Je suis bien obligé de me mettre en relation avec la police, réplique le reporter interpellé, si je veux faire mon métier sans être molesté. On voit alors un autre anarchiste, le compagnon Duprat, demander que l’assemblée invite les reporters présents dans la salle à monter sur l’estrade, afin que le peuple sache sur qui il faudra tirer lorsque viendra le grand jour.

Plusieurs reporters se lèvent, et l’un d’eux s’écrie « C’est inutile, compagnon Duprat, vous nous connaissez assez sans cela. Et ils reprennent leurs places sur les bancs. »

Mais on veut absolument qu’ils montent sur l’estrade.

Sont-ils donc des lâches ? s’écrie un énergumène. Ont-ils peur d’accepter la responsabilité de leurs inepties?

« Nous ne montons pas parce que cela ne nous plaît pas », répliqua péremptoirement le même reporter qui venait de répondre au compagnon Duprat. Cette réponse semblait suffire aux anarchistes lorsqu’un rédacteur de la Bataille, M. Maës, insiste pour que ses confrères se montrent afin qu’on sache demain à qui s’en prendre, si les comptes rendus de la réunion sont inexacts. La plupart des reporters accèdent au désir de M. Maës, à la grande joie de ses amis, les organisateurs de cette réunion, qui vont pouvoir « se payer leur tête » pendant qu’il sera procédé à l’éreintement en règle qui leur est destiné.

Le compagnon Roussel délaisse son ami Druelle pour ne s’occuper que des reporters qu’il estime trop bêtes pour venir lui répondre. C’est maintenant le tour du compagnon Duprat. Je ne vous en veux pas, dit-il charitablement aux reporters, vous n’êtes que les tristes fruits de la société qui nous opprime tous. Hier, vous écriviez avec de l’eau bénite dans les journaux cléricaux, aujourd’hui vous écrivez avec de la tisane dans les feuilles républicaines, et, demain, pour cent sous, vous écririez avec du sang dans les feuilles révolutionnaires. Et moi aussi, qui ne suis qu’un simple ouvrier tailleur, j’ai été obligé de coudre une veste appartenant à Galliffet, et il me semblait sentir l’odeur du sang de mes frères. Mais je n’ai jamais dénoncé aucun prolétaire, tandis que vous, par vos comptes rendus dénaturés, vous nous signalez à la vengeance de la police. Vous êtes de véritables mouchards. Si vous croyez que nous nous trompons, essayez de nous instruire, si vous le pouvez, mais ne dénaturez jamais nos paroles.
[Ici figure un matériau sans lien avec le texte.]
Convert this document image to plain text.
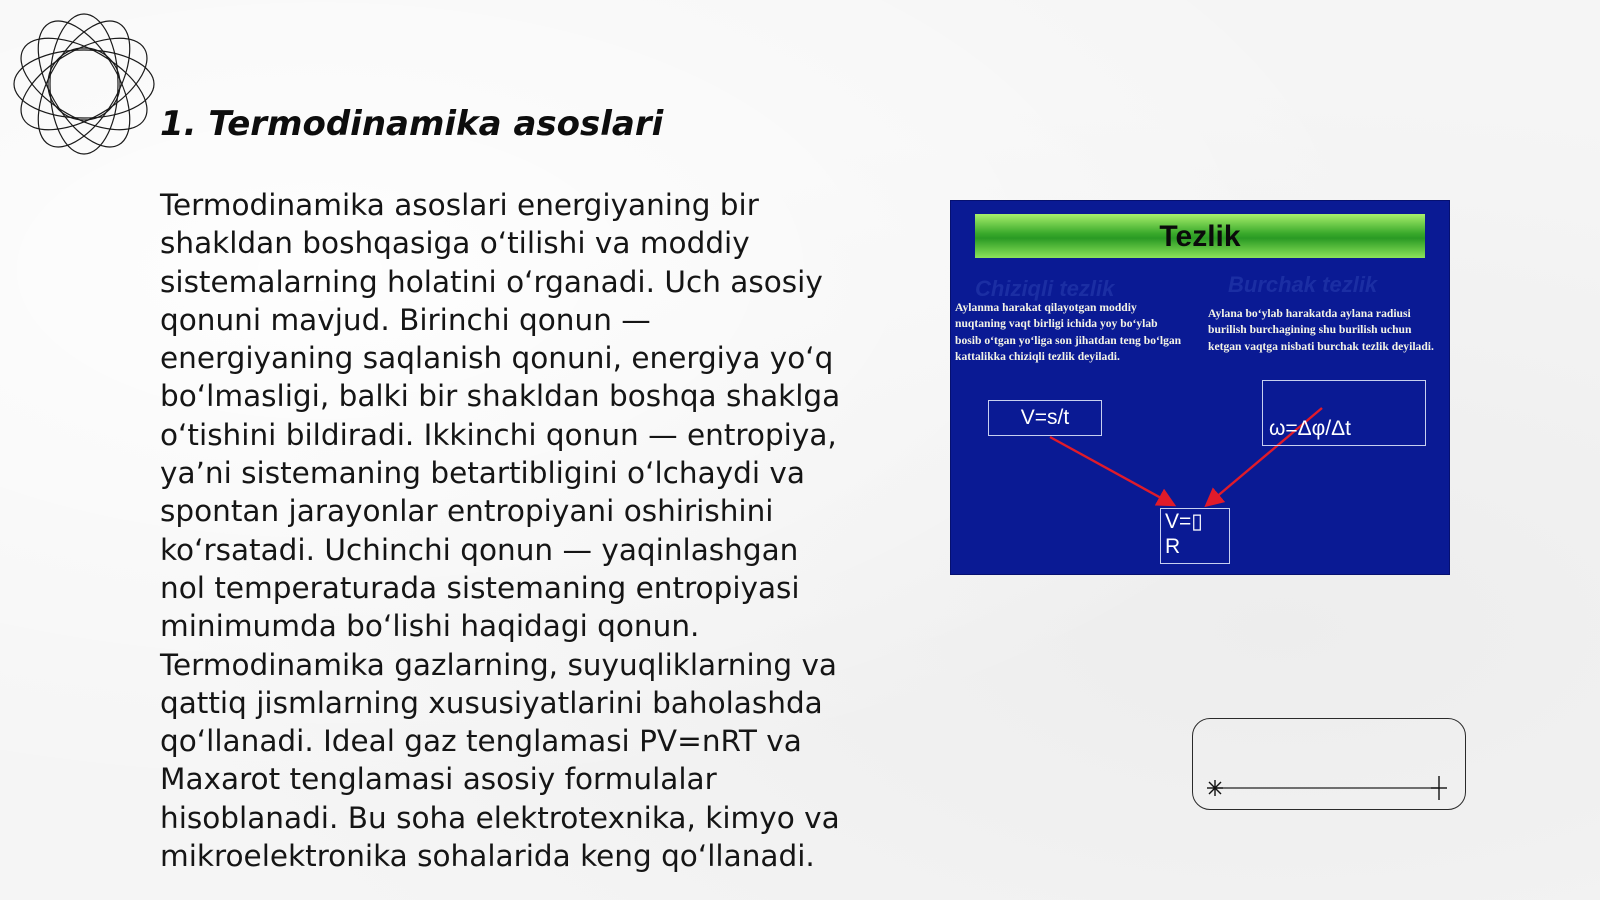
1. Termodinamika asoslari
Termodinamika asoslari energiyaning bir shakldan boshqasiga o‘tilishi va moddiy sistemalarning holatini o‘rganadi. Uch asosiy qonuni mavjud. Birinchi qonun — energiyaning saqlanish qonuni, energiya yo‘q bo‘lmasligi, balki bir shakldan boshqa shaklga o‘tishini bildiradi. Ikkinchi qonun — entropiya, ya’ni sistemaning betartibligini o‘lchaydi va spontan jarayonlar entropiyani oshirishini ko‘rsatadi. Uchinchi qonun — yaqinlashgan nol temperaturada sistemaning entropiyasi minimumda bo‘lishi haqidagi qonun. Termodinamika gazlarning, suyuqliklarning va qattiq jismlarning xususiyatlarini baholashda qo‘llanadi. Ideal gaz tenglamasi PV=nRT va Maxarot tenglamasi asosiy formulalar hisoblanadi. Bu soha elektrotexnika, kimyo va mikroelektronika sohalarida keng qo‘llanadi.
Tezlik
Chiziqli tezlik	Burchak tezlik
Aylanma harakat qilayotgan moddiy nuqtaning vaqt birligi ichida yoy bo‘ylab bosib o‘tgan yo‘liga son jihatdan teng bo‘lgan kattalikka chiziqli tezlik deyiladi.
Aylana bo‘ylab harakatda aylana radiusi burilish burchagining shu burilish uchun ketgan vaqtga nisbati burchak tezlik deyiladi.
V=s/t	ω=Δφ/Δt
V=▯
R
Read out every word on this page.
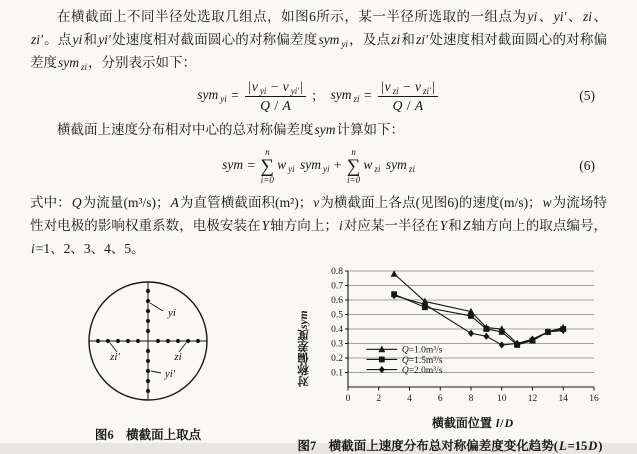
在横截面上不同半径处选取几组点，如图6所示，某一半径所选取的一组点为yi、yi′、zi、zi′。点yi和yi′处速度相对截面圆心的对称偏差度sym $_{yi}$，及点zi和zi′处速度相对截面圆心的对称偏差度sym $_{zi}$，分别表示如下：

sym $_{yi} = \frac{|v _{yi} - v _{yi'}|}{Q / A}$ ;　sym $_{zi} = \frac{|v _{zi} - v _{zi'}|}{Q / A}$	(5)

横截面上速度分布相对中心的总对称偏差度sym计算如下：

sym =
n
∑
i=0
w $_{yi}$ sym $_{yi}$ +
n
∑
i=0
w $_{zi}$ sym $_{zi}$	(6)

式中：Q为流量(m³/s)；A为直管横截面积(m²)；v为横截面上各点(见图6)的速度(m/s)；w为流场特性对电极的影响权重系数，电极安装在Y轴方向上；i对应某一半径在Y和Z轴方向上的取点编号，i=1、2、3、4、5。

yi
zi
zi′
yi′
图6　横截面上取点
对称偏差度
sym
0.1
0.2
0.3
0.4
0.5
0.6
0.7
0.8
0	2	4	6	8 10 12 14 16
Q=1.0m³/s
Q=1.5m³/s
Q=2.0m³/s
横截面位置 l/D
图7　横截面上速度分布总对称偏差度变化趋势(L=15D)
C’est tout ce que nous vous demandons.

Voici maintenant, à la tribune, un ancien déporte, le citoyen Chatmouru, qui, dans son ardeur révolutionnaire, s’est fait une spécialité de porter la bonne parole dans toutes les réunions sous la forme de brochures qu’il vend dans les prix les plus doux. Lui aussi est accusé par les collectivistes-guesdites d’être un mouchard, et il vient s’en plaindre avec une indignation qu’il ne réussit guère à communiquer à l’assemblée, car, de toutes parts, on réclame l’ordre du jour.
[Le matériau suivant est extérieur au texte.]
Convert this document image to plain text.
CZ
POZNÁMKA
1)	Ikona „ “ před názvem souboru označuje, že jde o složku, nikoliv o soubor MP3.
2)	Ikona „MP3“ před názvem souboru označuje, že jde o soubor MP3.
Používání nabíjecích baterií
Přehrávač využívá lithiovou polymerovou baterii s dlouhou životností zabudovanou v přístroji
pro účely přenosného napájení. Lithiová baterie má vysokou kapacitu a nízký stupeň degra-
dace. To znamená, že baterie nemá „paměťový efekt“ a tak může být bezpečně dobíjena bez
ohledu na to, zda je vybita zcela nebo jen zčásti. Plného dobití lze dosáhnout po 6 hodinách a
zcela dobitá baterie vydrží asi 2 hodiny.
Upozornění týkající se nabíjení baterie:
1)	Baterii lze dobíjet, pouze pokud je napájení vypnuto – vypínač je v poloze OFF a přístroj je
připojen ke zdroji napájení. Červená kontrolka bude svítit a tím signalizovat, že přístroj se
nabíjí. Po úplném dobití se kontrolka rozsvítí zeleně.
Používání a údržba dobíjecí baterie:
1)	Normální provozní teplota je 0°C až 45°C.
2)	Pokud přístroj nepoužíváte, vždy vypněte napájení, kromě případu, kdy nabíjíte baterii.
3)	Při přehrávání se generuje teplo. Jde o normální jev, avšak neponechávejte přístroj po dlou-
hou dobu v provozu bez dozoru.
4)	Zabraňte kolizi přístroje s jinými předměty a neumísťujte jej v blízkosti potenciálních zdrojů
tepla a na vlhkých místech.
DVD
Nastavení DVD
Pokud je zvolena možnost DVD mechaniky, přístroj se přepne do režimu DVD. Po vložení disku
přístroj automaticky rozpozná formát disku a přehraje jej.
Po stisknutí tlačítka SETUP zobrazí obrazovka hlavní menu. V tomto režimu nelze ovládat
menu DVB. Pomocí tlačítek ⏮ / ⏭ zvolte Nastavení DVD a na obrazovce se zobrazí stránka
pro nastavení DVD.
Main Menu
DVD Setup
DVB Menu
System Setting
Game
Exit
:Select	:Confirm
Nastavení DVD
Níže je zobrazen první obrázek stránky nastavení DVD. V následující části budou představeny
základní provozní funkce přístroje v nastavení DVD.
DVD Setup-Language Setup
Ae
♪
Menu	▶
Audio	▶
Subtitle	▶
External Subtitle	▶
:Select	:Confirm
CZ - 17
Le compagnon Martinet rentre dans l’ordre du jour. Je venais à la réunion avec un de nos bons amis, le compagnon Montant, dit-il en commençant deux individus qui passaient à côté de nous s’arrêtent après nous avoir dévisagés, et l’un d’eux dit tout a coup, s’adressant à mon camarade « Et bonjour, mou ami Montant tu viens donc à la salle de la Redoute? » Montant s’arrête sans défiance, mais il est aussitôt saisi par quatre solides gaillards et entraîné vers le poste. Je le vois encore, ce gros individu à la face rougeaude, à la barbe broussailleuse, ajoute l’orateur, tenant dans les mains une lanière comme s’il allait conduire un taureau, qui a osé profaner ainsi le nom d’ami; et je vous jure que lorsque l’heure de la vengeance sonnera, je ne le manquerai pas.

Mais nous ne faisons la guerre ni aux mouchards ̃ ni aux journalistes, nous n’en avons qu’à la cause qui les engendre, et si nous voulons nous débarrasser des gens qui entretiennent les préjugés, c’est uniquement pour que les préjugés disparaissent. Nous croyez-vous donc féroces? Adoptez nos doctrines, rendez ce que vous détenez et il ne vous sera rien fait.

Compagnons, dit un nouveau venu parmi les anarchistes, ne nous occupons plus de ces gens-là et laissons-leur salir leur papier comme ils l’entendront.

La séance est levé, ajoute le délégué à l’ordre en forme de conclusion.

Et le public s’écoule lentement, tandis que des discussions bruyantes s’engagent dans les groupes.